The sculpture was bought as part of the London County Council’s Art Patronage Scheme. For the best part of 10 years from 1954 to 1964 it’s aim was to provide art to the masses. Commissioned and placed in council estates and schools, it’s legacy is still very much alive. Some of the public art it purchased is still going strong. Still standing proud in the communities they were bought for.
Old Flo moved to Yorkshire
Since the demolition of the Stifford Estate though Moore’s masterpiece has been sitting in the open countryside of the Yorkshire Sculpture Park. One of the world’s foremost sculpture parks it was perhaps more suited to the open setting, looking out across the rolling countryside. But this was not where Old Flo was ever intended. It was meant for the East End and this has always been it’s rightful home.
Finally in 2017 it was brought back. Following an absence of 20 years Moore’s masterpiece was returned. It had been the source of some controversy after the former mayor of Tower Hamlets, Lutfer Rahman, had wanted to sell it. Now discredited due to electoral fraud. The sale was supposedly to cover shortfalls in the council budget. On his removal from office in 2015 however the sale was ceased.
Henry Moore Sculpture in Canary Wharf
Finally Draped Seated Woman was returned in 2017. One of the biggest challenges had always been to find an appropriate place to relocate the work. That place was eventually found. Sitting now on Cabot Square in Canary Wharf. It isn’t quite situated in the working class neighbourhood it was originally meant for. However it is nonetheless back in East London.
Moore’s inspiration behind Draped Seated Woman supposedly stems from his experiences of the blitz in the second world war.

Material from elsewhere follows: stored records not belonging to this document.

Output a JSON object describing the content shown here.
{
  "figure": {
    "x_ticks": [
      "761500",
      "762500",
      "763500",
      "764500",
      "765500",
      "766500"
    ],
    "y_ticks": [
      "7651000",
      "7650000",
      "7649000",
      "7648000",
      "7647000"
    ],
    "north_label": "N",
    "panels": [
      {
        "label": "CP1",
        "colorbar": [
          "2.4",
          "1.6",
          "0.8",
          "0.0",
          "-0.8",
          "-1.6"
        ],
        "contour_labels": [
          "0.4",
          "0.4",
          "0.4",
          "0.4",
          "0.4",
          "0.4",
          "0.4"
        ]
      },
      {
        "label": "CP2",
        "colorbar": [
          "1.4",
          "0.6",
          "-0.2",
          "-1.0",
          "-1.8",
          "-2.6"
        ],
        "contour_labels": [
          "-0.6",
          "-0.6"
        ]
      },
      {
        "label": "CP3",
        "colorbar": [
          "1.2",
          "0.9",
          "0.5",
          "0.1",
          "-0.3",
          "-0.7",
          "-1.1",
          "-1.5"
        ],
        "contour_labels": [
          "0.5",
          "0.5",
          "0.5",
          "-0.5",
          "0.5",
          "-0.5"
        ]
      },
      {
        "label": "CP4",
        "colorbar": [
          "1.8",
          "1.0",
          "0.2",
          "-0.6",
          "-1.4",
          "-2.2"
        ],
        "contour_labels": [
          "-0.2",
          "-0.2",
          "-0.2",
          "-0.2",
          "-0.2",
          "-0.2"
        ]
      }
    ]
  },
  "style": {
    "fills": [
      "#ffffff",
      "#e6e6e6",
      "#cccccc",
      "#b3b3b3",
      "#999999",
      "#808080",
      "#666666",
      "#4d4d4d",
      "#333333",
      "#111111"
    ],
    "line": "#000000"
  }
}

At least this is where he developed an interest in depicting the human form within draped and folded fabric. A series of shelter drawings made for the War Artists Advisory Committee seems to have been where the seed may have been planted.
Old Flo is a piece of public art which has had an impact. The East End estate where it started it’s life is no longer there. The sculpture which now sits a few miles away is the only reminder of it. Certainly it would have formed part of the life of the area. Nowadays it’s value is supposedly to be upwards of £18 million. However tell that to the kids in Stepney Green who would have grown up playing on and around it. Clambering up and down Old Flo like she was one of the family.